Cerca de sessenta republicanos inundaram o tribunal, trocando tiros com a milícia branca, que finalmente obrigou um cativo negro a incendiar o telhado do tribunal. Alguns dos radicais negros pereceram no incêndio. Os homens que tentaram se render, entre cinquenta e setenta, foram mortos a tiros. Quando um navio atracou em Colfax na noite do massacre, um dos terroristas subiu a bordo, “armado até os dentes”, oferecendo-se para dar aos passageiros um passeio pelos “n—–s mortos. . . pois havia cerca de cem espalhados pela aldeia e pelos campos adjacentes.

Apenas três democratas brancos morreram durante o ataque, mas o número de afro-americanos assassinados é muito mais difícil de determinar. A maioria das testemunhas foi massacrada. As evidências foram perdidas porque os corpos foram enterrados nas trincheiras em frente ao tribunal em valas comuns ou despejados no rio Vermelho.

O que sabemos é que quase todos os mortos foram brutalmente mortos depois de se renderem e que quase cinquenta seres humanos foram cruelmente assassinados depois de serem mantidos como prisioneiros políticos por horas. Sabemos que nenhuma centelha de evidência foi apresentada de que qualquer um dos homens negros que defendeu o tribunal de Colfax tenha cometido um único crime. Eles eram simplesmente combatentes da liberdade, assassinados durante sua busca por independência e poder político.

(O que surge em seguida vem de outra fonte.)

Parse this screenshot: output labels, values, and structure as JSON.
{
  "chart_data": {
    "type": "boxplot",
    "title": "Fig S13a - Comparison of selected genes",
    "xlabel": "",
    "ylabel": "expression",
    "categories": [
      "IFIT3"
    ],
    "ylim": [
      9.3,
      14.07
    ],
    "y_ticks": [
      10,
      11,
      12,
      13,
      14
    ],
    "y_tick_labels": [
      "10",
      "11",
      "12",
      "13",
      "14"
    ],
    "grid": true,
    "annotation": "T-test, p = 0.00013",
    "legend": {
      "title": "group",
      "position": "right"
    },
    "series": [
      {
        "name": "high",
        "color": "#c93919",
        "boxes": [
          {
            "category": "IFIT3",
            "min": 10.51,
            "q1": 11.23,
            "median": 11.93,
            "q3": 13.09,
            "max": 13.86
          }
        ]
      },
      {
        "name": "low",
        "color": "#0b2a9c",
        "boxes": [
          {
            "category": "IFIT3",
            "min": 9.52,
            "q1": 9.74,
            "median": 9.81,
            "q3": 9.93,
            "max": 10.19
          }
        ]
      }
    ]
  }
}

Colfax continua sendo o maior massacre da história da Louisiana. Também estimulou uma das piores decisões legais da história da Suprema Corte, Estados Unidos v. Cruikshank (1875), que devolveu o controle das emendas constitucionais e das leis de direitos civis aos confederados brancos que haviam se separado da União. A decisão efetivamente acabou com a Reconstrução Radical ao proibir o uso da Lei de Execução de 1870 para processar terroristas supremacistas brancos como a Ku Klux Klan. Cruikshank quase apagou a miríade de ganhos políticos negros conquistados após a emancipação, reempoderando os oligarcas brancos locais – ex-escravizadores.

A supremacia branca tem sido uma ferramenta eficaz para as elites dos EUA manterem seu lugar no topo da sociedade. Alimentando o racismo e o ódio, eles impediram coalizões inter-raciais duradouras da classe trabalhadora e conseguiram manter a maioria dos negros americanos na base da sociedade.

As forças reacionárias também tiveram sucesso em encobrir a história, incluindo a do Massacre de Colfax. Ao contrário do marco histórico que serviu como a única lápide dos assassinados – erguido mais de meio século depois – Colfax nunca foi um motim. Como o pior exemplo de violência supremacista branca durante a Reconstrução, Colfax frustrou brutalmente as esperanças de autonomia e autogoverno dos cidadãos negros.

Cento e cinquenta anos depois, reconhecemos Colfax pelo que realmente foi: um massacre racista e uma mensagem política violenta para potenciais eleitores negros em todo o sul. E honramos os heroicos mortos, jurando continuar sua luta pela democracia.